Reflecting Chesterton, it isn’t that Jesus’ teaching on marriage and sexuality is hard to grasp and not worth the time, it is that it is easy to grasp and not desired to give it the time. The teaching is real simple. Marriage is a first thing; sexuality is part of marriage. It is the desires of our heart that wish to make marriage one potential form of a sex life. It is the desires of our heart that take God’s good order and wish to remake it in some other design. This sermon has three parts. The first is an examination of the heart, “where does sin come from?” The second is an examination of Jesus’ teaching from the text and also how it is taught clearly through the church’s wedding liturgy. The last part is an attempt to reconcile “what do we do” when we are so far away from that teaching.

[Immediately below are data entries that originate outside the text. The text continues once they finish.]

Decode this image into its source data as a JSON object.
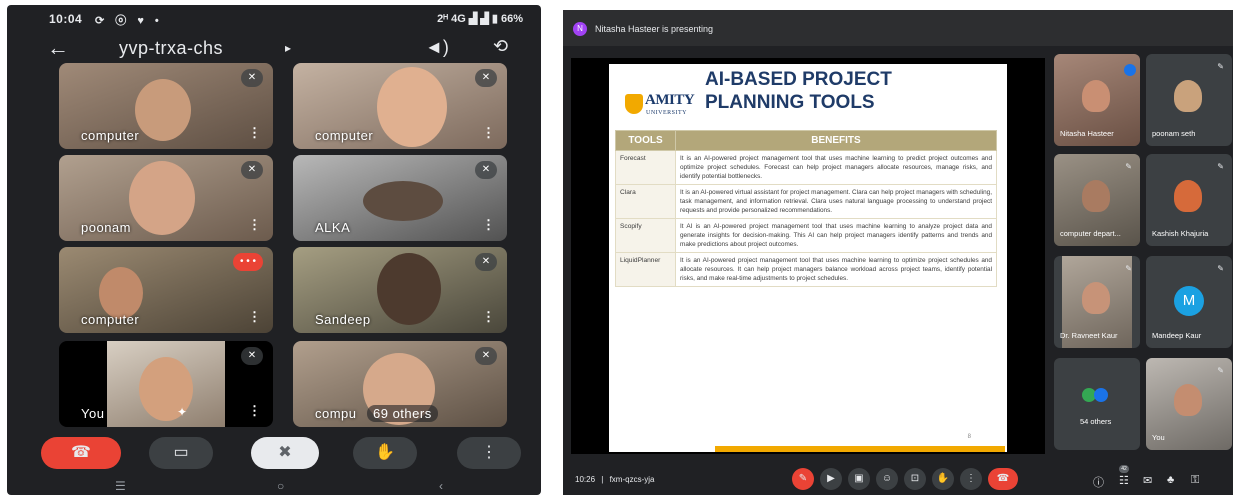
{
  "phone": {
    "status": {
      "time": "10:04",
      "left_icons": "⟳ ⓞ ♥ •",
      "network": "2ᴴ 4G ▟ ▟ ▮ 66%"
    },
    "header": {
      "meeting_code": "yvp-trxa-chs",
      "chevron": "▸"
    },
    "tiles": [
      {
        "name": "computer",
        "bg": "#7a6a5a",
        "face": "#c89b7b"
      },
      {
        "name": "computer",
        "bg": "#9b8676",
        "face": "#e0b090"
      },
      {
        "name": "poonam",
        "bg": "#8c7a6c",
        "face": "#d4a487"
      },
      {
        "name": "ALKA",
        "bg": "#7b7b7b",
        "face": "#5d4c40"
      },
      {
        "name": "computer",
        "bg": "#6e6353",
        "face": "#c08a6a"
      },
      {
        "name": "Sandeep",
        "bg": "#72705e",
        "face": "#4d3a2e"
      },
      {
        "name": "You",
        "bg": "#a99c8c",
        "face": "#d3a07d"
      },
      {
        "name": "compu",
        "bg": "#8a7a6a",
        "face": "#d6a98b",
        "others": "69 others"
      }
    ],
    "controls": {
      "end": "☎",
      "camera": "▭",
      "mute": "✖",
      "hand": "✋",
      "more": "⋮"
    },
    "nav": {
      "menu": "☰",
      "home": "○",
      "back": "‹"
    }
  },
  "desktop": {
    "presenting": {
      "initial": "N",
      "text": "Nitasha Hasteer is presenting"
    },
    "slide": {
      "logo_text": "AMITY",
      "logo_sub": "UNIVERSITY",
      "title": "AI-BASED PROJECT PLANNING TOOLS",
      "col_tools": "TOOLS",
      "col_benefits": "BENEFITS",
      "rows": [
        {
          "tool": "Forecast",
          "benefit": "It is an AI-powered project management tool that uses machine learning to predict project outcomes and optimize project schedules. Forecast can help project managers allocate resources, manage risks, and identify potential bottlenecks."
        },
        {
          "tool": "Clara",
          "benefit": "It is an AI-powered virtual assistant for project management. Clara can help project managers with scheduling, task management, and information retrieval. Clara uses natural language processing to understand project requests and provide personalized recommendations."
        },
        {
          "tool": "Scopify",
          "benefit": "It AI is an AI-powered project management tool that uses machine learning to analyze project data and generate insights for decision-making. This AI can help project managers identify patterns and trends and make predictions about project outcomes."
        },
        {
          "tool": "LiquidPlanner",
          "benefit": "It is an AI-powered project management tool that uses machine learning to optimize project schedules and allocate resources. It can help project managers balance workload across project teams, identify potential risks, and make real-time adjustments to project schedules."
        }
      ],
      "page": "8"
    },
    "participants": [
      {
        "name": "Nitasha Hasteer",
        "bg": "#8a6e62",
        "face": "#c98f73"
      },
      {
        "name": "poonam seth",
        "bg": "#3c4043",
        "face": "#c9a27c"
      },
      {
        "name": "computer depart...",
        "bg": "#6f6a60",
        "face": "#a97b61"
      },
      {
        "name": "Kashish Khajuria",
        "bg": "#3c4043",
        "face": "#d66a3a"
      },
      {
        "name": "Dr. Ravneet Kaur",
        "bg": "#8c8378",
        "face": "#c79378"
      },
      {
        "name": "Mandeep Kaur",
        "bg": "#3c4043",
        "initial": "M"
      },
      {
        "name": "54 others",
        "bg": "#3c4043"
      },
      {
        "name": "You",
        "bg": "#8d8a86",
        "face": "#c48d70"
      }
    ],
    "bottom": {
      "time": "10:26",
      "code": "fxm-qzcs-yja",
      "separator": "|",
      "buttons": [
        "✎",
        "▶",
        "▣",
        "☺",
        "⊡",
        "✋",
        "⋮",
        "☎"
      ],
      "right_icons": [
        "ⓘ",
        "☷",
        "✉",
        "♣",
        "⚿"
      ],
      "badge": "42"
    }
  }
}
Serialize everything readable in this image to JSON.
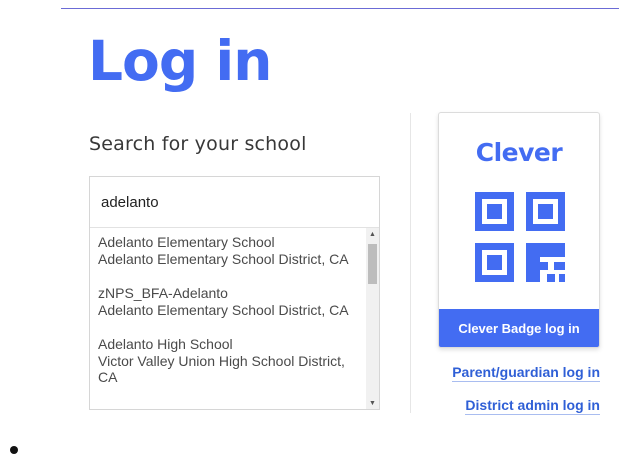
{
  "header": {
    "title": "Log in"
  },
  "search": {
    "label": "Search for your school",
    "value": "adelanto",
    "results": [
      {
        "name": "Adelanto Elementary School",
        "district": "Adelanto Elementary School District, CA"
      },
      {
        "name": "zNPS_BFA-Adelanto",
        "district": "Adelanto Elementary School District, CA"
      },
      {
        "name": "Adelanto High School",
        "district": "Victor Valley Union High School District, CA"
      }
    ]
  },
  "badge": {
    "logo_text": "Clever",
    "button_label": "Clever Badge log in"
  },
  "links": {
    "parent": "Parent/guardian log in",
    "district": "District admin log in"
  },
  "colors": {
    "brand": "#436cf2",
    "link": "#2f5fd6"
  }
}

Worship Note: I haven’t been leaving in the music sections as much because the recordings haven’t been as good. I’m not sure this one a great recording, but I want to mention the hymn. It was our opening. I’ve moved it to the end in the recording. LSB 858, O Father, All Creating. It is a marriage or wedding hymn, but we so rarely sing at our weddings anymore as they are special occasions and not congregational celebrations anymore. This particular song is not so specific to a bride and groom standing before the gathered as to prevent general use. It appropriates a good hymn tune familiar from The Church’s One Foundation. And the text well celebrates both the biblical foundations and directions of marriage, and the prayers that we would ask of God for our individual marriages. And our organist had a wonderful introduction.